Acculynk repeatedly has stated PaySecure, which is browser-based, is safe, though analysts still question PaySecure’s security.
Last year, Avivah Litan, vice president of Stamford, Conn.-based Gartner Inc., came out against any software or Web-based PIN-entry products. “I would highly recommend [to any consumer] not entering their PIN anywhere on the Internet unless [the system is] hardware based,” she said.
EFT network executives seem to be comfortable with PaySecure, and some networks have been testing the product for more than a year.
Last year, Fiserv Inc.’s Accel/Exchange became the first to roll out the service. The network decided to support PaySecure because the product helps banks recapture transactions lost to alternative-payment companies such as PayPal.
“We like this model because it doesn’t cut out the bank,” says Michael Kelly, Accel/Exchange general manager. “There are a couple of other networks that have aligned with PayPal, but we don’t think that is the right model.”
Pulse piloted PaySecure for almost a year, and the test helped the network validate a couple of assumptions it had about the Acculynk product, says Judith McGuire, Pulse senior vice president of product management. Consumers showed they would use the payment option when given the chance, and they feel comfortable with the process, she says.

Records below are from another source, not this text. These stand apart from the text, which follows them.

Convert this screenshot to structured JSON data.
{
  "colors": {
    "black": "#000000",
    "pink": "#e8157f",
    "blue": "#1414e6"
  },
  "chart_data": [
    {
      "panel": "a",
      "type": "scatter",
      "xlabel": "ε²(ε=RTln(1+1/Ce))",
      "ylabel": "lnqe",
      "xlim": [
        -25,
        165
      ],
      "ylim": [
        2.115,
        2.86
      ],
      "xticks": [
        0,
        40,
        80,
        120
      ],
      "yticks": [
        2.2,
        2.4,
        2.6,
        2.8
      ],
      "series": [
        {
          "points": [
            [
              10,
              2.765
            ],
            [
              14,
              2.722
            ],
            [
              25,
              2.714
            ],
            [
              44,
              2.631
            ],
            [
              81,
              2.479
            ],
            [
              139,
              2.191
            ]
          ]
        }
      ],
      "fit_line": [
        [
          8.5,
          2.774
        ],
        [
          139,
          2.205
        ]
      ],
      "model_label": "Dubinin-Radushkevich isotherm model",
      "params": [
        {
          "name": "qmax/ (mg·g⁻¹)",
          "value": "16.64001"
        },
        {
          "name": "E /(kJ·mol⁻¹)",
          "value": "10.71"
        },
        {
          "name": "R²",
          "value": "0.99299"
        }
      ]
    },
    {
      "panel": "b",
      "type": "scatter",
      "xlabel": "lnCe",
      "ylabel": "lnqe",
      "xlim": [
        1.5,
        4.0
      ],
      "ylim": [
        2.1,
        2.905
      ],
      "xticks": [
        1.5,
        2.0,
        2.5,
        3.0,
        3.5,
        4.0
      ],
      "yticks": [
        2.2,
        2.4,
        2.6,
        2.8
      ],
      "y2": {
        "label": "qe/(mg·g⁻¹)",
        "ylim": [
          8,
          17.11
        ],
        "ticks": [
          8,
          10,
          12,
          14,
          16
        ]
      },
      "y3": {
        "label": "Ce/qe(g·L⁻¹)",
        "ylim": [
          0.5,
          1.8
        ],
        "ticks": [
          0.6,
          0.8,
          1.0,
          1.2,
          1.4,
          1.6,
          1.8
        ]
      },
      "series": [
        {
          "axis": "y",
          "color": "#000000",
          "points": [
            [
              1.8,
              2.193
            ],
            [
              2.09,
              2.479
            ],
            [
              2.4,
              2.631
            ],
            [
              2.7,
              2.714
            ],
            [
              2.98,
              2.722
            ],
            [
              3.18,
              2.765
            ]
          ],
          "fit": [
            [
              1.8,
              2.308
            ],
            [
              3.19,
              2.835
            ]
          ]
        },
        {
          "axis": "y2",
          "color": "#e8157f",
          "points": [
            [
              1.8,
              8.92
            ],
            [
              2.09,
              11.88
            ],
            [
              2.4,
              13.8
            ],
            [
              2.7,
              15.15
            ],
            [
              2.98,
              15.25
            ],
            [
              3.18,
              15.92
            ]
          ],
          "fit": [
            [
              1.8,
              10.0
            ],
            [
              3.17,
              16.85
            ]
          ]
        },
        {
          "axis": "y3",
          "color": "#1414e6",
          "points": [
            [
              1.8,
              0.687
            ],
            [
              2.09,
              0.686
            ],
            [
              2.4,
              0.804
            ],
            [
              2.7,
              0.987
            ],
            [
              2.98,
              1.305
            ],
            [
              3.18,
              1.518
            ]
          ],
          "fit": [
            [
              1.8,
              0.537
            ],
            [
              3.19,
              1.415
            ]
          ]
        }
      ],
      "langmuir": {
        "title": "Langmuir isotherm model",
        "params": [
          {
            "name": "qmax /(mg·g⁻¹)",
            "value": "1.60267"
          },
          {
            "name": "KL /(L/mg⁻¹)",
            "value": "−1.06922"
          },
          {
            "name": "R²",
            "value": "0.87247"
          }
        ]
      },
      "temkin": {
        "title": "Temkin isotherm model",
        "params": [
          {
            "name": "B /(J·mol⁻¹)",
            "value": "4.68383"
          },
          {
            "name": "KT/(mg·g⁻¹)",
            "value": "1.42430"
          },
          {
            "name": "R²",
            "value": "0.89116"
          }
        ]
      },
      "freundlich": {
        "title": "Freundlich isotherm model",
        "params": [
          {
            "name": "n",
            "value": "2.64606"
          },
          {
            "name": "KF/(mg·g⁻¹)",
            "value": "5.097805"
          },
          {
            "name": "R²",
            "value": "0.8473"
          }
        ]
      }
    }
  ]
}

In April 2009, Javelin Strategy and Research conducted a survey that found 80% of participants would use PaySecure if a trusted merchant presented it as a checkout option. Javelin surveyed 500 signature-debit cards users who had made online purchases in the previous year. Survey participants used PaySecure for a mock online purchase and then answered questions about their experience using the product.
Adaptive Payments’ own internal research indicated consumers would have no issue entering a PIN through a phone.
One aspect Internet PIN-debit technology has in its favor is that consumers already are familiar with the transaction process, says Dan Kramer, Shazam senior vice president of marketing and merchant services. “Typically, consumers are already comfortable entering their PIN in the phone when they want to check account information,” he says.
In the end, it would be up to Adaptive
Payments, Shazam and others to raise consumers’ comfort levels in entering PINs in an environment outside the traditional brick-and-mortar setting, Kramer says.
At this point, observers generally believe determining which Internet PIN-debit product will endure is difficult because the alternative payments space constantly is changing. It should come as no surprise, however, that companies are trying to duplicate what consumers already are familiar doing.
“It makes a lot of sense to try a replicate and build upon what’s worked for some 40 years in the physical PIN-debit world,” says Paul Tomasofsky, president and executive director of the Secure Remote Payment Council. The organization is a trade group devoted to the growth, development and market adoption of Internet-based debit transactions and mobile-payment methods
Some observers believe widespread adoption among merchants could happen if a major player such as a Best Buy Co. Inc. adopts a particular product. At the moment, it does not appear any company is close to announcing such a partnership.
Meantime, Acculynk and Adaptive Payments are moving forward with their respective plans.
Adaptive Payments is speaking with other PIN-debit networks, merchants and financial institutions about E-commerce Checkout. The company expects to announce two more networks soon.
“We’re not asking anyone to choose [between Acculynk and Adaptive],” Bianco says. “We’re just asking for a place at the table.”
Acculynk recently hired Eric M. Hoffman, former senior vice president at Bank of America Corp.’s merchant services, as the company’s executive vice president of national merchant sales. The company is striving to make 60 million debit cards eligible to use the service by the end of the year. As of June, it had between 13.5 million and 20 million, according to CEO Ashish Bahl.
Indeed, technology is bringing consumers different options to shop on the Internet. Internet PIN-debit products represent an opportunity for ISOs and agents to make more revenue thanks to changing consumer payment preferences and choices.